The following statement in Brookhouse v. Brookhouse,286 Mich. 151, 154, is applicable to the instant case:

"There is no inflexible rule that prevents granting a divorce upon the testimony of the complainant alone, although the right to relief in such event must be clearly established. Murphy v.Murphy, 150 Mich. 97; see, also, Heaton v. Heaton,186 Mich. 37. The testimony was conflicting. The trial judge saw and heard the witnesses and was able to measure their credibility. On a review of the record we are not disposed to disagree with his conclusions. Cummings v. Cummings, 50 Mich. 305; Donaldson v. Donaldson, 134 Mich. 289; Jackett v. Jackett, 229 Mich. 266; Weronka v. Weronka, 283 Mich. 493. Where the decree of divorce rests wholly upon the testimony in the case, the reviewing court ought not to reverse the determination of the trial court unless convinced that it must have reached a different conclusion had it occupied the position of the lower court under like circumstances. Nicholas v. Nicholas,50 Mich. 162."
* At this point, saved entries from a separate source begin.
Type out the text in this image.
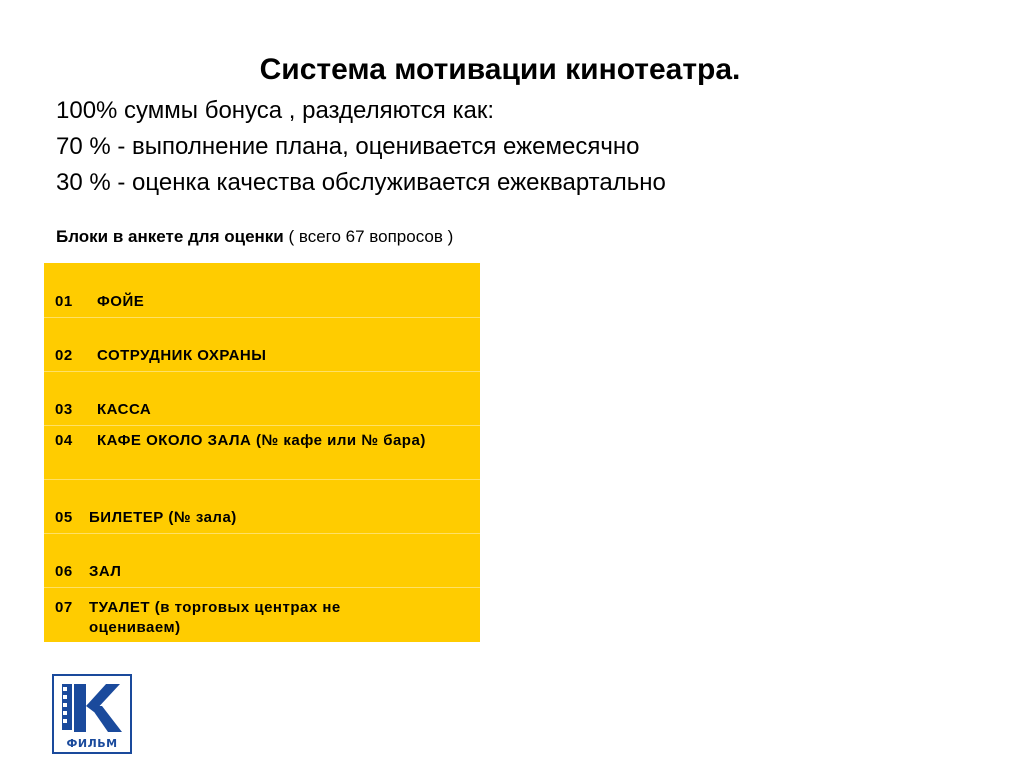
Система мотивации кинотеатра.
100% суммы бонуса , разделяются как:
70 % - выполнение плана, оценивается ежемесячно
30 % - оценка качества обслуживается ежеквартально
Блоки в анкете для оценки ( всего 67 вопросов )
01 ФОЙЕ
02 СОТРУДНИК ОХРАНЫ
03 КАССА
04 КАФЕ ОКОЛО ЗАЛА (№ кафе или № бара)
05 БИЛЕТЕР (№ зала)
06 ЗАЛ
07 ТУАЛЕТ (в торговых центрах не оцениваем)
ФИЛЬМ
This position was also taken in Chubb v. Chubb, 297 Mich. 501,506, where the court said:

"While we are not restricted by the findings of the circuit court, a divorce case on appeal being heard de novo, especial consideration is given to such findings, so largely based upon the credibility of the witnesses, and the reviewing court ought not to reverse the determination of the trial court in such a case, unless convinced that it must have reached a different conclusion had it occupied the position of the lower court, under like circumstances. *47 Brookhouse v. Brookhouse, 286 Mich. 151; Stratmann v.Stratmann, 287 Mich. 94; Westgate v. Westgate, 291 Mich. 18. "

See, also, Brewer v. Brewer, 295 Mich. 370.

The decree dismissing plaintiff's bill of divorce is affirmed. No costs are allowed.

STARR, C.J., and NORTH, WIEST, BUTZEL, SHARPE, BOYLES, and REID, JJ., concurred.